Home>>read Guild Hunter 02 , Archangel's Kiss free online

Guild Hunter 02 , Archangel's Kiss(108)

By:Nalini Singh


His wings covered her from view as he leaned close. “A bare scratch.”

She knew it had been more than that. She’d felt her flesh being gouged out, but she understood the message. Nodding, she bit her lower lip and tried to stay calm. When she glanced down, she saw his hands on either side of the wound. They were glowing blue.

Fear rose, but she knew that couldn’t be angelfire. It wasn’t hurting her. In fact, she could feel a soft warmth at the site. As she watched, her eyes wide, an umber-colored liquid seeped out of the wound to discolor the paving stones. “Dear God.” It was an almost soundless whisper. The stuff was eroding the stone.

“You’re fine, Elena. It was simple shock.” Betray no weakness.

Elena let him pull her to her feet, sliding her foot over the discolored part of the paving as she did so. As Raphael folded away his wings, she realized two things. One, both the claw marks and the cuts on her arms had stopped bleeding, and two, the entire Cadre had come with Raphael. Neha knelt by her daughter’s slumped body, the sword flung aside, a spray of red marking its path on the stones. Her daughter’s blood was scarlet against the archangel’s dusky skin, her eyes ice when she glanced back. “She will die.”

Elena didn’t think Neha was talking about Anoushka.





37



Raphael’s face was expressionless. “Elena isn’t the one who orchestrated the brutalization of a child.”
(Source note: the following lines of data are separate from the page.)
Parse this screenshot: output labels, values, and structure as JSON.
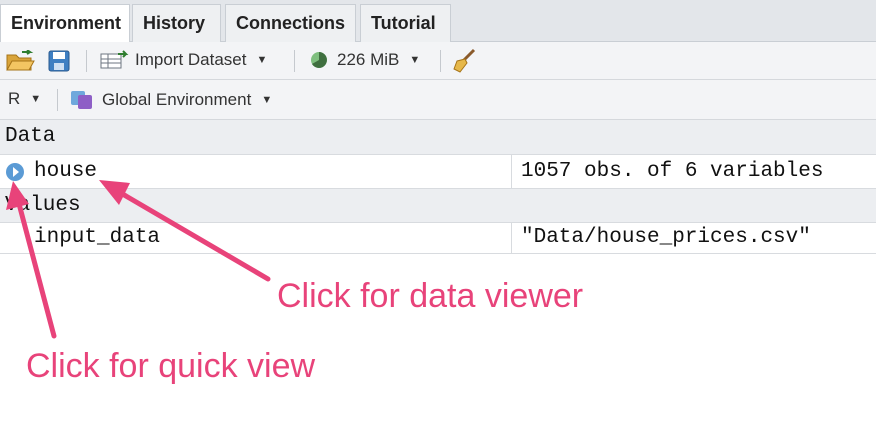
{
  "tabs": [
    {
      "label": "Environment",
      "active": true
    },
    {
      "label": "History",
      "active": false
    },
    {
      "label": "Connections",
      "active": false
    },
    {
      "label": "Tutorial",
      "active": false
    }
  ],
  "toolbar1": {
    "open_icon": "folder-open-icon",
    "save_icon": "save-icon",
    "import_label": "Import Dataset",
    "memory_label": "226 MiB",
    "broom_icon": "broom-icon"
  },
  "toolbar2": {
    "language": "R",
    "environment_label": "Global Environment"
  },
  "env": {
    "data_header": "Data",
    "data_rows": [
      {
        "name": "house",
        "value": "1057 obs. of 6 variables"
      }
    ],
    "values_header": "Values",
    "value_rows": [
      {
        "name": "input_data",
        "value": "\"Data/house_prices.csv\""
      }
    ]
  },
  "annotations": {
    "viewer": "Click for data viewer",
    "quick": "Click for quick view",
    "color": "#e8437a"
  }
}
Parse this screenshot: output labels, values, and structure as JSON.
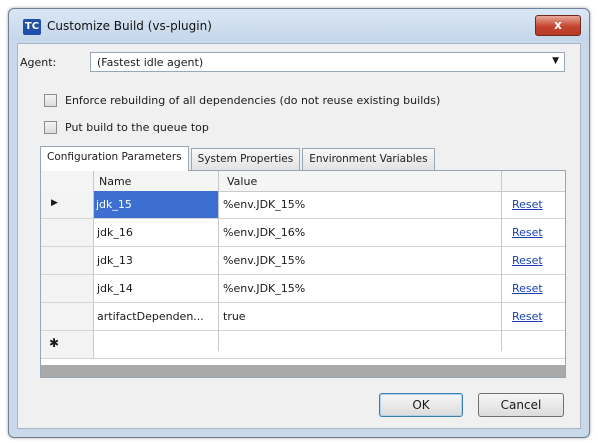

Someone sucked in a breath and Elena realized it was Michaela, the female archangel’s body angled toward Anoushka though she stood to Raphael’s left.

“Lies,” Anoushka said, her breath coming easier as her body healed. “The hunter sought to make her name by killing an angel.”

It just came out. “I helped kill an archangel. I have no need to prove myself.”

Neha rose, her movement as sinuous, as silky as that of the pythons she kept as pets. “Give me your mind.”

Elena was suddenly drowning in the scent of rain, of the sea, as Raphael lifted a hand filled with angelfire. “No one will touch Elena. It’s Anoushka’s mind you should search.”

There was a blur of movement overhead and then Aodhan was landing beside Elena, though, given his angle of descent, it would have been far easier for him to land between Michaela and Raphael. The angel was covered in so much blood, it had turned his diamond-bright wings to rust. But that wasn’t what chilled the whole courtyard to silence. Aodhan had a vampire in his arms. That vampire was missing all his limbs. But he was still alive.

Elena fought not to show her horror. The last time she’d seen a vampire in that condition, the man had been a victim, tortured for days by a hate group.

“Sire.” Aodhan placed his burden on the stones. “I was detained by Anoushka’s Master of the Guard. His mind holds the truth.”

From the look on Anoushka’s face, there was no denying the vampire’s identity. Elena saw it only because she was looking directly at the Princess—a spark of pain, of loss. The angel actually felt something for this vampire. But not enough. Rising, she picked up the kukri in one of those reptilian snaps of movement, and threw it at the vampire’s neck.

Raphael caught it by the blade, his blood dripping onto the vampire’s ravaged chest. “Favashi, Titus, take his mind.”

The quiet Persian archangel closed her eyes. The big, black archangel did the same. It took less than a second.

“Guilty,” Favashi whispered, speaking to Neha. “Even if Astaad forgives the murder of his concubine, even if Titus forgives the killing of the female from his lands, even if Raphael forgives the torture of his man, the attempt on his mate’s life, you cannot save her.”

“She broke our supreme law.” Titus’s voice was incongruously soft for such a big man, the slabs of muscle on his chest gleaming around the steel gray of his breastplate.

“The abuse of a child,” Astaad murmured in an almost academic tone, stroking two fingers over his small, neat black beard, “may be the only true remaining taboo we have. Cross that line, and we may as well surrender to the darkness that stalks us all.”

“The boy isn’t dead,” Neha responded.

“Murder or vicious assault, the penalty is the same—and the child was so close to death as to make little difference.” An archangel with iron in his voice and eyes of golden brown. Elijah. “The worst is that she didn’t do it alone. She taught others to savor the pain of an innocent.”

“She planned to take other angelic children once she became Cadre,” Favashi said, her tone sorrowful but unbending, “to rule her angels by keeping their young hostage.”